Los daños materiales son aquellos desperfectos que hayas causado tú o algún elemento de tu casa en las viviendas colindantes. Y esto incluye paredes, suelos, techos y otras estructuras, como el mobiliario de tu vecino.

De esta manera, en caso de siniestro, la aseguradora te cubre de forma completa la reparación sin que tengas que pagar nada.

Daños personales

Se trata de aquellos que se causan a otras personas bien por parte del titular del seguro o bien por parte de familiares que vivan en la vivienda asegurada y también estén incluidos en este tipo de pólizas.

Se distingue entre los agentes activos (que son los que provocan el daño) y los sujetos pasivos (las víctimas).

Por ejemplo, imagina que se cae una maceta que tenías en el balcón y le da a alguien. Esta persona afectada te pondrá una demanda y exigirá una indemnización.
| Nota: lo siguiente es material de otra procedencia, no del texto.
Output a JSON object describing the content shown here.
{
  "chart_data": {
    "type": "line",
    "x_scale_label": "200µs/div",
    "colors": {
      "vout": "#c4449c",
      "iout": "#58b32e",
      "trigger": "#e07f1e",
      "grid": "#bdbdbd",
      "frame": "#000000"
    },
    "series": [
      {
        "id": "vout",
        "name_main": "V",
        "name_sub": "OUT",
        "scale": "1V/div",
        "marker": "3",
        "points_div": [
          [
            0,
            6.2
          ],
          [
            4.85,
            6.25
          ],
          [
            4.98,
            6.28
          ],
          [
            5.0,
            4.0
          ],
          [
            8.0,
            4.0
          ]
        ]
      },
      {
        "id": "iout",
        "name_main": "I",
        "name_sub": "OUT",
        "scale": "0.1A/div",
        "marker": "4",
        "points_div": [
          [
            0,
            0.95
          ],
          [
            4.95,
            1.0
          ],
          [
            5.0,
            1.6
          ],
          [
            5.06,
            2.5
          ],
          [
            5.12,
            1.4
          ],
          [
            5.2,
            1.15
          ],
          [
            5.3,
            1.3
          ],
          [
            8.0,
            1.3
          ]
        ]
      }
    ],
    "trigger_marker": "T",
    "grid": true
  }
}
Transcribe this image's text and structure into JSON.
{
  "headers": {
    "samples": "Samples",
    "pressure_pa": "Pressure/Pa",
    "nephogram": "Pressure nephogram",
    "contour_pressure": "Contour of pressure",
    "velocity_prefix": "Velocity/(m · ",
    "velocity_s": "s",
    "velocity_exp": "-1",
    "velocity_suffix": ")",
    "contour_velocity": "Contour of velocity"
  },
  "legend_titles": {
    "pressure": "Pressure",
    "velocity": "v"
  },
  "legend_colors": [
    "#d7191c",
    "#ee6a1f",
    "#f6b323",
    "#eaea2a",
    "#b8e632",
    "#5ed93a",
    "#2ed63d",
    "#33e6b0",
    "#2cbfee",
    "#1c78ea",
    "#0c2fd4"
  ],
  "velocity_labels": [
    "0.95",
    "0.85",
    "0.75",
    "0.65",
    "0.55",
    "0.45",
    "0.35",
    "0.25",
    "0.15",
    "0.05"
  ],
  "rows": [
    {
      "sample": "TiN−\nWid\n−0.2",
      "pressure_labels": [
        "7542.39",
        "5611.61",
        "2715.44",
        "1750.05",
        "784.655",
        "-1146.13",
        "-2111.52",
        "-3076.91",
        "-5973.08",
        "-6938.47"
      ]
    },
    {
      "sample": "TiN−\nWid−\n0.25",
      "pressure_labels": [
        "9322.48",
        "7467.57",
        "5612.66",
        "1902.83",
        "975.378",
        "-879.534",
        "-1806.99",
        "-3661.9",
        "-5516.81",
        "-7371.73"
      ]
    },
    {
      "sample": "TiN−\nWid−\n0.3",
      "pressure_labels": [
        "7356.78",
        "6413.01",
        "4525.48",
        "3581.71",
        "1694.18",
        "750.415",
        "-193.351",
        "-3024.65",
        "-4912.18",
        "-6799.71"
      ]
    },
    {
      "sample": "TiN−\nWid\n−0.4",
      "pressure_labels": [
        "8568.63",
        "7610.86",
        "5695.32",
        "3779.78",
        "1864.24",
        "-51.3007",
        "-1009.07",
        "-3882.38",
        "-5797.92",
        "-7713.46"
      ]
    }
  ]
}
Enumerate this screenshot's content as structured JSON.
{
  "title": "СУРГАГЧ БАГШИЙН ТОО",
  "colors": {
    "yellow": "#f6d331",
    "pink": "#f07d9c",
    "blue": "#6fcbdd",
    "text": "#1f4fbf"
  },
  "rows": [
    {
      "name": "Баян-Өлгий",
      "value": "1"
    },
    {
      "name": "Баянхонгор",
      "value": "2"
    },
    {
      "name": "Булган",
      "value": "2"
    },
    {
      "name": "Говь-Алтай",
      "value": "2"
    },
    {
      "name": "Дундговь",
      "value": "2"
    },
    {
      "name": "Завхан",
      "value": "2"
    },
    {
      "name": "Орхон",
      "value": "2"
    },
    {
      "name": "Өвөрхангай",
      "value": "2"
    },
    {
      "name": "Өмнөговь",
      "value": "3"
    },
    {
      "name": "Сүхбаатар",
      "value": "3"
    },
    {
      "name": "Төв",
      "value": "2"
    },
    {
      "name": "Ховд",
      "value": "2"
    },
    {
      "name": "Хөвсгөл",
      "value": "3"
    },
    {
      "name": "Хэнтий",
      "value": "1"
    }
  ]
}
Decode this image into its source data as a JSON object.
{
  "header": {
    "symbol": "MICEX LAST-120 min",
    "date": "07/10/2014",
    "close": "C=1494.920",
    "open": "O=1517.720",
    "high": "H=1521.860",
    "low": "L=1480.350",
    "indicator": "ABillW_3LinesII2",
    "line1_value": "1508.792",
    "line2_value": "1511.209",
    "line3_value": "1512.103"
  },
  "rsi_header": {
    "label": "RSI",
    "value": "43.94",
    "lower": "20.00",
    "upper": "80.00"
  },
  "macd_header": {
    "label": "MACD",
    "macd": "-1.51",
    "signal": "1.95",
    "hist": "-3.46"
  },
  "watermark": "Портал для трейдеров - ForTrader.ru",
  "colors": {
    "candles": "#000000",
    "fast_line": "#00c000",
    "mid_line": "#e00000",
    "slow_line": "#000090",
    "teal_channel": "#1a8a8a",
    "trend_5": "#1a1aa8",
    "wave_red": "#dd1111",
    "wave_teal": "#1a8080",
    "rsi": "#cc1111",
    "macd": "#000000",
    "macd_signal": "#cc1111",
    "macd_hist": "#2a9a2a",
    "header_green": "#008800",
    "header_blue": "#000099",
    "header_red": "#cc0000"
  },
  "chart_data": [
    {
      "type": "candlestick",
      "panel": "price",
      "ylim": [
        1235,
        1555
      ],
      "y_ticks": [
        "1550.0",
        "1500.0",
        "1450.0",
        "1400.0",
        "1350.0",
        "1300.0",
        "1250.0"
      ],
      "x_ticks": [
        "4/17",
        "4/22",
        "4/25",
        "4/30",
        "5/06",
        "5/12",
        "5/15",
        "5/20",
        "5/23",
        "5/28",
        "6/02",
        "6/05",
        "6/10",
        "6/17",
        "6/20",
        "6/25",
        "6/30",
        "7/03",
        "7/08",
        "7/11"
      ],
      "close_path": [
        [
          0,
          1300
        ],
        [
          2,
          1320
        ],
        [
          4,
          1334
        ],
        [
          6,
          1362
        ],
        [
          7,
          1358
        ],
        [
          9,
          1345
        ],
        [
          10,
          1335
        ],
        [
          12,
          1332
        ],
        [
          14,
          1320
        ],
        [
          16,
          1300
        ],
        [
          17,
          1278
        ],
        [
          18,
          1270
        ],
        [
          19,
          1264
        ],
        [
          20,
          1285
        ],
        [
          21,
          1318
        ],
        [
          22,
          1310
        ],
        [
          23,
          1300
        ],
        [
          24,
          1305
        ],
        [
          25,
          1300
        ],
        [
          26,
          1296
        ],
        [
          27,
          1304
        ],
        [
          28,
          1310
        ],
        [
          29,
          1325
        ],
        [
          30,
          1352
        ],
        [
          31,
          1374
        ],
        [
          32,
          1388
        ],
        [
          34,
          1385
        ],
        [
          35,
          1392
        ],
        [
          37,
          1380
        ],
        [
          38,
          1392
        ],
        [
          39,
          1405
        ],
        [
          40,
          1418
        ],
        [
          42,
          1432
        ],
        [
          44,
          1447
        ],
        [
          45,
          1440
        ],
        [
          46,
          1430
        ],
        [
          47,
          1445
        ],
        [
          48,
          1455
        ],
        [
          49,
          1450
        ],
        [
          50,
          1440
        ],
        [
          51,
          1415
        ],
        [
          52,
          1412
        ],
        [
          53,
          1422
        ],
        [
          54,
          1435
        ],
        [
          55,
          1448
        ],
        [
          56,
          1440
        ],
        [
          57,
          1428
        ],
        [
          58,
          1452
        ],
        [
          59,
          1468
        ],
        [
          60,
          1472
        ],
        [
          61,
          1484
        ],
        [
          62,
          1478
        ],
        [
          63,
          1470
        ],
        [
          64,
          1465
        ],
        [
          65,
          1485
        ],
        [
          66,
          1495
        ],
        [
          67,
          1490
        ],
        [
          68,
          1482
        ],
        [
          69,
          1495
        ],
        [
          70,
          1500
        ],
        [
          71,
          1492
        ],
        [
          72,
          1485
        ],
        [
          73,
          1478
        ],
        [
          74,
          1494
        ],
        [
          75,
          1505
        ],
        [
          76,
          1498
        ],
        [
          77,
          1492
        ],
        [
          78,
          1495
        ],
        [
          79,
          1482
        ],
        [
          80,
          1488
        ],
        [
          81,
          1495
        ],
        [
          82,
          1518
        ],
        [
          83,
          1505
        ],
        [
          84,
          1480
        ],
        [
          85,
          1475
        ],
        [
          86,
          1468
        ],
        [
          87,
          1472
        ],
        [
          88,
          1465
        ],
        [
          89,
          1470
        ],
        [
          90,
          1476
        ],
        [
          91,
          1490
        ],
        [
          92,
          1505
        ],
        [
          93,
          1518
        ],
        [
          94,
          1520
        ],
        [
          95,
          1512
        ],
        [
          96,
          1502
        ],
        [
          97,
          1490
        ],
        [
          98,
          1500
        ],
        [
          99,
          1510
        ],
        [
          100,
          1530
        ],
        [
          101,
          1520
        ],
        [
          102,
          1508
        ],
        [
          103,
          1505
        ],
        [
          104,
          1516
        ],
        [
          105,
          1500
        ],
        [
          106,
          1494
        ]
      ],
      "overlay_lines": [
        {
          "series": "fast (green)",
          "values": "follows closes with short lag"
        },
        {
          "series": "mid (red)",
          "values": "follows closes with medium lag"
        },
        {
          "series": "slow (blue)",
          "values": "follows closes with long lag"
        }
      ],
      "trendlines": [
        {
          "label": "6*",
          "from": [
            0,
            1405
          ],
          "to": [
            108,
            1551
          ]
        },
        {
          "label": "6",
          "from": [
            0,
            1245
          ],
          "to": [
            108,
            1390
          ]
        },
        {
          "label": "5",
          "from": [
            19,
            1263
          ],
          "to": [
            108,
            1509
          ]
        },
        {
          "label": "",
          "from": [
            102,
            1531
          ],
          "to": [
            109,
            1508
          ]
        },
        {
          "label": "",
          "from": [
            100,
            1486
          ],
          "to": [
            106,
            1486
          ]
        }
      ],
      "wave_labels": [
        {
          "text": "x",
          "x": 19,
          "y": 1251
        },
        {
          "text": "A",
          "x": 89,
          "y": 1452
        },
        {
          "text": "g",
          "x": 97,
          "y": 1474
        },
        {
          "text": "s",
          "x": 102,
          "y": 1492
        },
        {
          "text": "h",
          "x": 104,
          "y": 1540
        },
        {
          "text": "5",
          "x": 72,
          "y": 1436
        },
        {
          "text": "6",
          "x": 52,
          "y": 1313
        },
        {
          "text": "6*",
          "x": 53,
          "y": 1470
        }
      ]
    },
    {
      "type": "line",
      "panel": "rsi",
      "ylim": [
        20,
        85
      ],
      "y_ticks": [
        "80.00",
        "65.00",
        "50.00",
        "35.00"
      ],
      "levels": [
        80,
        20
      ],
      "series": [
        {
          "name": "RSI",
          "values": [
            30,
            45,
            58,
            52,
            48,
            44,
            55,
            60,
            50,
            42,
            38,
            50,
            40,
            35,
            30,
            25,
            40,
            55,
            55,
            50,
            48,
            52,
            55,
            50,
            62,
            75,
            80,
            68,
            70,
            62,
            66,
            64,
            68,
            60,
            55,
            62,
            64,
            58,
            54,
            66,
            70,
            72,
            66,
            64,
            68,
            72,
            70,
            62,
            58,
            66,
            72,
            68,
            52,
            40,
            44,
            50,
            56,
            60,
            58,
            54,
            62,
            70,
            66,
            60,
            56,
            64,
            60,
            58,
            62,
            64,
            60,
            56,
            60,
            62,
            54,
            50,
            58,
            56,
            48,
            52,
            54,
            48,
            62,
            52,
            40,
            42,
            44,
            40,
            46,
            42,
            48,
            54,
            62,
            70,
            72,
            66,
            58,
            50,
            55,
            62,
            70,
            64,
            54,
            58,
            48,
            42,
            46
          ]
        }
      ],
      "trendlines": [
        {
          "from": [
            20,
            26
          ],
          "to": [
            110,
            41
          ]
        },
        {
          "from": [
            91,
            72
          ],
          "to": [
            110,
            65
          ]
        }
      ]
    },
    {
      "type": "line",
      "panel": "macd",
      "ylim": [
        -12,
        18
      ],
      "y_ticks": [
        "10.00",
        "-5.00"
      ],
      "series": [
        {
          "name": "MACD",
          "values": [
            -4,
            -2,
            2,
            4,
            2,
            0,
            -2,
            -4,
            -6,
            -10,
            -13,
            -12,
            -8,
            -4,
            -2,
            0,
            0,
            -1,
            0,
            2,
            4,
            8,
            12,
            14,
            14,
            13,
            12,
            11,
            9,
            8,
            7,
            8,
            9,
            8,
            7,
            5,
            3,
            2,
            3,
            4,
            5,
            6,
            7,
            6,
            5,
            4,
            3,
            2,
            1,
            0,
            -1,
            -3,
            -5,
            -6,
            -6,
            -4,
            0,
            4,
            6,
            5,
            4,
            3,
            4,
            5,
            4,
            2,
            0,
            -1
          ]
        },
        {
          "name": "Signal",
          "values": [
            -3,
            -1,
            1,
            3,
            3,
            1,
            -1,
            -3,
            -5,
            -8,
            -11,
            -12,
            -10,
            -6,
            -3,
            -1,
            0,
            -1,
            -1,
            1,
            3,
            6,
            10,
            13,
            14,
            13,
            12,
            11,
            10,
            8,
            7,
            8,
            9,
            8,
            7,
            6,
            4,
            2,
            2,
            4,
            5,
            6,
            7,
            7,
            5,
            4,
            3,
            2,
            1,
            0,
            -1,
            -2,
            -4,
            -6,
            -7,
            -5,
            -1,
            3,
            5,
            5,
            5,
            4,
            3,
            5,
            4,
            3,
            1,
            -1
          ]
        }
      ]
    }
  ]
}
Con un seguro de responsabilidad civil del inmueble contratado no tendrás que pagar nada, este lo hará por ti.

Este último ejemplo sirve para explicar la importancia de contratar estos productos aunque no tengas vecinos, ya que también cubren daños a terceros que puedes ocasionar sin querer que no residan en el inmueble.

Ni que decir tiene que las excepciones que no cubren ninguna póliza son los hechos que se produzcan buscando el mal de forma consciente.

Ampliaciones de cobertura

Los seguros de responsabilidad civil del inmueble también admiten una serie de ampliaciones de la cobertura que son interesantes.

Por ejemplo, hay pólizas que incluyen todos los gastos relacionados con daños materiales y personales, más allá de la indemnización (como costes de litigios o pérdida de alquileres). Hay otros que cubren daños ocasionados a zonas comunes debido a la situación concreta de la casa.

También merece la pena que veas las extensiones del seguro si haces obras en casa o tienes inquilinos. En ambos casos es común que se produzcan siniestros. Contar con las coberturas adecuadas te evitará un desembolso económico que puede llegar a ser importante.